Real-World Applications of Sparse Matrices
- Search Engines: Caches information on web pages and search terms in an efficient manner.
- Social Networks: Represent a user’s connections (friendships, followers) through the set of graph attributes, G=v,e.
- Machine Learning: Specific to recommendation engines (Netflix, Amazon, Spotify).
- Image Compression: Sparse matrices enable the seamless compression of images that contain large-scale blank areas.

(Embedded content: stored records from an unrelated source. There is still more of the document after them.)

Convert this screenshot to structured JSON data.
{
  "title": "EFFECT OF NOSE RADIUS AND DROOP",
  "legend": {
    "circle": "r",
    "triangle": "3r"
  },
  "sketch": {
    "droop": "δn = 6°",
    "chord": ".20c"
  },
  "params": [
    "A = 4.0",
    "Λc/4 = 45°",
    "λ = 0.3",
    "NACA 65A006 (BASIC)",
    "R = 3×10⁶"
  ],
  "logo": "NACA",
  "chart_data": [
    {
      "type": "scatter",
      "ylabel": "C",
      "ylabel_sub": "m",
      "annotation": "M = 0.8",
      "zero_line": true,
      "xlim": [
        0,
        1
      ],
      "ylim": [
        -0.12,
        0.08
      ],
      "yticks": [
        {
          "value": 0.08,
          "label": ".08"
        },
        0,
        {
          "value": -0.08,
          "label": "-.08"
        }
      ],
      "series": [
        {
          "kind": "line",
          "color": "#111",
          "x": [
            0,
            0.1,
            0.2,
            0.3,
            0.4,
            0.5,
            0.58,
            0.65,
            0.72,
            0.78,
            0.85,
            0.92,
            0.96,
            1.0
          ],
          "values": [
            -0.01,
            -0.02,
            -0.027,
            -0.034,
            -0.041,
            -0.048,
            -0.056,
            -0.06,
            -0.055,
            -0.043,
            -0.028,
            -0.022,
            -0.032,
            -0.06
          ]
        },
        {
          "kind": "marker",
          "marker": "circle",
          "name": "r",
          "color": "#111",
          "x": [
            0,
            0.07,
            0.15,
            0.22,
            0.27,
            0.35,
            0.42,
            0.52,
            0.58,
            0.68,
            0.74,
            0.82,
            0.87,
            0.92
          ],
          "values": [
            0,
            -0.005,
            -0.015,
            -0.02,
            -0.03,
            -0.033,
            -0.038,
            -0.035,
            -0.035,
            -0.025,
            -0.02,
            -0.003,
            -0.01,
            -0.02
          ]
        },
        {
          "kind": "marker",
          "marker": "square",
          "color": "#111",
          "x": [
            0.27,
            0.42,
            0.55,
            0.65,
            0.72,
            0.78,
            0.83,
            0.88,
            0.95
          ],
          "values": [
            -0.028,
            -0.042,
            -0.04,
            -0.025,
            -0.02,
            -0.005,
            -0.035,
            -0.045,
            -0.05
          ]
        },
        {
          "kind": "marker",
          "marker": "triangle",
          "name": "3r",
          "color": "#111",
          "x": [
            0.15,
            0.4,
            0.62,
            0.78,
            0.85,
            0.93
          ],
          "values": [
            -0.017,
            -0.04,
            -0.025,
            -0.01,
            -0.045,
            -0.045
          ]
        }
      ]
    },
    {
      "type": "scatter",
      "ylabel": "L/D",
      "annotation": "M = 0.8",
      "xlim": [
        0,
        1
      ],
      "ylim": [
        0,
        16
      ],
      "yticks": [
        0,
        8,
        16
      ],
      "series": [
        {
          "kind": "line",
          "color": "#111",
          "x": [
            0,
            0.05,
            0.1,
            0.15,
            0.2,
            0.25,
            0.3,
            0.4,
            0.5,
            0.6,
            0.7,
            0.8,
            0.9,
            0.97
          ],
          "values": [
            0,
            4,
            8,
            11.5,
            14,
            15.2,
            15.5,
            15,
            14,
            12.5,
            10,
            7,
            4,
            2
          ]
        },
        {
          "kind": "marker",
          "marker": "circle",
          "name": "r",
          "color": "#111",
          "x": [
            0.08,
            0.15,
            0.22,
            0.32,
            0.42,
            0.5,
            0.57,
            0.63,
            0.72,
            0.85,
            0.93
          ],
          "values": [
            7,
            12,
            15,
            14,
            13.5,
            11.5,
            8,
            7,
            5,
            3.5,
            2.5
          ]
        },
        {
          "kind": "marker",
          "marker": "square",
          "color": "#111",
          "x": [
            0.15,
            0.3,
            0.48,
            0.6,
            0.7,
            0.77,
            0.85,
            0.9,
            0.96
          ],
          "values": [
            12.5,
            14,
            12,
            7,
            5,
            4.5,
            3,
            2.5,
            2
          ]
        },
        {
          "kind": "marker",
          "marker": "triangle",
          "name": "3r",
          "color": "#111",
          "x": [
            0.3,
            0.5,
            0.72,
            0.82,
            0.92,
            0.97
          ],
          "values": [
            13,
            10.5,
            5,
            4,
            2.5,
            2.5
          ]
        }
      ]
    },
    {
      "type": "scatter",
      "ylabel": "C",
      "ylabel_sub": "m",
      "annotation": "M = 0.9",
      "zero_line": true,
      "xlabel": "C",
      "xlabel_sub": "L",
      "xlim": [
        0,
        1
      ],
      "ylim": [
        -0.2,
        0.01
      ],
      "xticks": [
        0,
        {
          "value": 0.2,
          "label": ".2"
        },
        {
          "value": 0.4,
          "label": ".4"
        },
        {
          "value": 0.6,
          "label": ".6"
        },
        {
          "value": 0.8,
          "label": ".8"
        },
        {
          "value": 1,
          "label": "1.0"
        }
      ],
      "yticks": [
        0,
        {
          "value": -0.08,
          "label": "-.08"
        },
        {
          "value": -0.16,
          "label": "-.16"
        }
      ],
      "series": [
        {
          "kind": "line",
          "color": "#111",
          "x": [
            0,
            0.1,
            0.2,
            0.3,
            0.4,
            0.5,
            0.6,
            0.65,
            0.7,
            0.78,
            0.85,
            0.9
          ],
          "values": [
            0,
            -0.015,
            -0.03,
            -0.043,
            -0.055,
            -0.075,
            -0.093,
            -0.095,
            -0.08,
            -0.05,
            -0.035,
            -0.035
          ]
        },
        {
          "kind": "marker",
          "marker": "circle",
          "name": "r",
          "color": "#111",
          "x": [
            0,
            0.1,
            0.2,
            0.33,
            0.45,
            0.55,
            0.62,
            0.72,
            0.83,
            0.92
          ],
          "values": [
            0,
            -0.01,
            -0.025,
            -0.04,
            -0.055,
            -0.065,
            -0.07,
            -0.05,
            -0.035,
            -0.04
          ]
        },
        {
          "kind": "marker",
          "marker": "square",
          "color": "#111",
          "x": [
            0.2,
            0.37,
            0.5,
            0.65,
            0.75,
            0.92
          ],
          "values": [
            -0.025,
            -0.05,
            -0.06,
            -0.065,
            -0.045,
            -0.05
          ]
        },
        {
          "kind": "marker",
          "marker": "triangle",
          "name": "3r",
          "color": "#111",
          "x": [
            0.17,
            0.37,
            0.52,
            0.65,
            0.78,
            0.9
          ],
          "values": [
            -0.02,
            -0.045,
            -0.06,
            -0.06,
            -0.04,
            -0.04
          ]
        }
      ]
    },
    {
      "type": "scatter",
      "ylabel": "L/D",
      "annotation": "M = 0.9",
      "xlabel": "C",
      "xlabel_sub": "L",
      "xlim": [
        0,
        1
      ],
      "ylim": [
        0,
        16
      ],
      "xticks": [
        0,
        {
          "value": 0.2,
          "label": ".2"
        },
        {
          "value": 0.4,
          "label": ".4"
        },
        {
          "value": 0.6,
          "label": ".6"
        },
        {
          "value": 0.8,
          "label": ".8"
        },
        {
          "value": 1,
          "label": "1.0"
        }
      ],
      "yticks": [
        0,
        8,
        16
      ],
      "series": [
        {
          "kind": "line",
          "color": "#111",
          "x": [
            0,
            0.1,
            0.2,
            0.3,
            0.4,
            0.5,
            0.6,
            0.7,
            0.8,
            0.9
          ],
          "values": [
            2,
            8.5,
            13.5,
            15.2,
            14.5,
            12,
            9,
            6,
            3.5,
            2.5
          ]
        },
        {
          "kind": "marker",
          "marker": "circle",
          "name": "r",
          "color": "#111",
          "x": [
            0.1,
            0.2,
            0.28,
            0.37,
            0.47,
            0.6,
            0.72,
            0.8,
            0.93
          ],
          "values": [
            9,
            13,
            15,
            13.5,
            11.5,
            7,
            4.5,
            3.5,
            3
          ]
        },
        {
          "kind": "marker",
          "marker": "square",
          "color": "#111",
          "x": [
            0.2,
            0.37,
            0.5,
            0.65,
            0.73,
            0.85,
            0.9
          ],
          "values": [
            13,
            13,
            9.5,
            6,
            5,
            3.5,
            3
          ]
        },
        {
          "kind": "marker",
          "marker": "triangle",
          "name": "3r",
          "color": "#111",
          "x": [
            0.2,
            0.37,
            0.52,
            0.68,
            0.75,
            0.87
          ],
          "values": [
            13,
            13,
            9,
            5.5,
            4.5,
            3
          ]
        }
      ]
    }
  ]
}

- Scientific Computing: Widely used for the long and arduous process of solving linear equations and simulations.
Conclusion
In data structures, a Sparse Matrix is a very valuable idea that saves memory and computation time because it only looks at the non-zero values. Sparse Matrices are increasingly important in new applications such as search engines, recommendation engines, scientific computing, and big data analytics. Once we comprehend the alternatives available and understand the representations – triplet, CSR, CSC, and DOK – we can select the best representation for the problem at hand.
Also, if you want to get a foundational concept in AI, Mathematics, and Machine Learning, register for the Advanced Certificate Programme in ML, Gen AI & LLMs for Business Applications. The programme is designed to equip participants with the skills and knowledge required to harness the potential of Generative AI and Machine Learning.
Frequently Asked Questions
What is a sparse matrix in data structure?
A sparse matrix is a matrix in which most of the elements are zero and only a small proportion are non-zero. Sparse matrices are not stored with the matrix values, but are stored with alternative representations that only use non-zero values, which can save memory and time efficiency.
How do you represent a sparse matrix?
We represent sparse matrices in several different ways:
- Triplet form (row, column, value)
- Compressed Sparse Row (CSR)
- Compressed Sparse Column (CSC)
- Dictionary of Keys (DOK)
- Linked list representation
What advantages might sparse matrices present?
The benefits are reducing memory through the elimination of unused zeros and quicker processing, specifically on large datasets.
What is a sparse matrix as opposed to a dense matrix?
In dense matrices, there are usually nonzero elements. In sparse matrices, there are usually zero elements.